Petronas is a oil and gas company, which also known as the 8th most profitable company in the world. In this project, our brief was to design a dashboard and a design system which can be easily applicable to other oil plants.
If designed right, dashboards can help organizations make informed decisions that can dramatically impact business performance . However, designing an effective dashboard is not a walk in the park. In fact, it’s quite daunting and challenging. In manufacturing, providing access to plant data at the right level and time is critical to effective operations and key to achieving the organizations targets. In this project we had 2 main type of users: Plant Managers (decision makers) and operators. Decision makers need a clear understanding of the current situation and overall performance. Operators are required to quickly spot issues in real time to take corrective actions.
Before jumping into wireframes, we hosted different workshops for stakeholders from each department in order to develop their own layout and features for their particular service. At this stage, as designers we became invisible facilitators who gave stakeholders the confidence to express their own needs and develop their own ideas.
Our dashboard enabled better monitoring, more agile decision making and enhanced profitability by transforming plant data into actionable intelligence.
Reveals details as needed: We want each viewer to have access to the data they need — no less but also no more. Some users might need to be able to see a more granular view of the data — others could suffice with an overview. The main goal was to focus on most critical information while reducing the noise generated from displaying excessive data or non-data visuals. Efficient use of the limited available space was required, especially on smaller display mediums.
Makes the complex simple: We aimed for simpler and easy to understand design to provide clear context to visualizations in terms of time, area, scale and reference to avoid confusion.
Visual cues to help users: Users are quick to detect patterns instead of remembering sparse data.

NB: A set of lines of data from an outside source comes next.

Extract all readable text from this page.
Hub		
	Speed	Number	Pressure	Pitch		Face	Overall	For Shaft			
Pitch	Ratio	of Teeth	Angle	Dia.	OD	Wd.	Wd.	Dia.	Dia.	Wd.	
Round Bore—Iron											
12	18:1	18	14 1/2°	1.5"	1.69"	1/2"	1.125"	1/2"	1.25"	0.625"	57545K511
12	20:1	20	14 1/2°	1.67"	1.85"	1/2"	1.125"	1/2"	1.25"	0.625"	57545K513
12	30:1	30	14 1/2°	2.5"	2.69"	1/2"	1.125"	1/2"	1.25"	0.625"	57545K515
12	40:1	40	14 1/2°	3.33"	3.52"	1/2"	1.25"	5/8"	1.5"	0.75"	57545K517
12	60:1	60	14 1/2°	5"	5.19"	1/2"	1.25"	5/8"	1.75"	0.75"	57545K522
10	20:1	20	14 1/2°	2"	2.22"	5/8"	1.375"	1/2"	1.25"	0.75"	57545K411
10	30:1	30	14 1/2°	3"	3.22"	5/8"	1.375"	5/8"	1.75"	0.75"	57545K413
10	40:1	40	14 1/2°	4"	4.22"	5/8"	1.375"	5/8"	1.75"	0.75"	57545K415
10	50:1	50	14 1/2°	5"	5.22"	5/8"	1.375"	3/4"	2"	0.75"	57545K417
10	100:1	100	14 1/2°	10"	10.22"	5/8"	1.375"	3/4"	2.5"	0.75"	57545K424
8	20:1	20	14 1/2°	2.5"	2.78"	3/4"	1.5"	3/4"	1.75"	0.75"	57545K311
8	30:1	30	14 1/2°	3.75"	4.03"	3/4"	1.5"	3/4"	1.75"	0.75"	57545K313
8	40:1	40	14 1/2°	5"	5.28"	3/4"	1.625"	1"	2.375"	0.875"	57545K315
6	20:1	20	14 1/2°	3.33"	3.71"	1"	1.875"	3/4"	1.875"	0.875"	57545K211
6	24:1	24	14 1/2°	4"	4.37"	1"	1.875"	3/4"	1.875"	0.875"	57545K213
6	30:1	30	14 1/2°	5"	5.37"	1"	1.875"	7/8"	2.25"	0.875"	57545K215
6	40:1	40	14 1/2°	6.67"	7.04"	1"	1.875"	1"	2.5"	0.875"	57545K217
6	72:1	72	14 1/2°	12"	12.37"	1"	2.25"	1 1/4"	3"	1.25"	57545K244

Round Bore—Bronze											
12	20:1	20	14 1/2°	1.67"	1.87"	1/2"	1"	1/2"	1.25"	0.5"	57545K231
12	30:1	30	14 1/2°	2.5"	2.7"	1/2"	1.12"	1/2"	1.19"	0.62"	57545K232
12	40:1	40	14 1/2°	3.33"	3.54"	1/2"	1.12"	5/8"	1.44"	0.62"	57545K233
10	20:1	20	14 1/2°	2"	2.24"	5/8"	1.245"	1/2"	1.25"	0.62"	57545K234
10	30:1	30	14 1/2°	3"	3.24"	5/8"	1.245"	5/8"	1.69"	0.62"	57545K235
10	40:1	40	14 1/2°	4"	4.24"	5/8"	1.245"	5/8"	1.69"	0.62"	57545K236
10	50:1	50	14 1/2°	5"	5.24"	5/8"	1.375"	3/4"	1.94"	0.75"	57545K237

We used space, orientation, shapes and sizes to form patterns. Also used borders to group relevant data together. We provided visual cues that help the user quickly identify patterns or interact with the data.
Maximize data ratio in visualizations: We removed extra graphical elements that add little or no data. We have avoided over-crowded plots that show very high frequency data or large number of trends, instead, filter or zoom in the data to the correct level.
Use colors to encode meaning: We avoided using highly saturated colors or hard to distinguish hues as they lead to eye fatigue or loss if information. A ‘dark’ theme is chosen after careful consideration of a few colours.The important thing here is to stay consistent and not use too many different colors – an essential consideration when learning how to design a dashboard.
Design system with customisable sketch components that helps other designers to design with keeping the same experience and styling.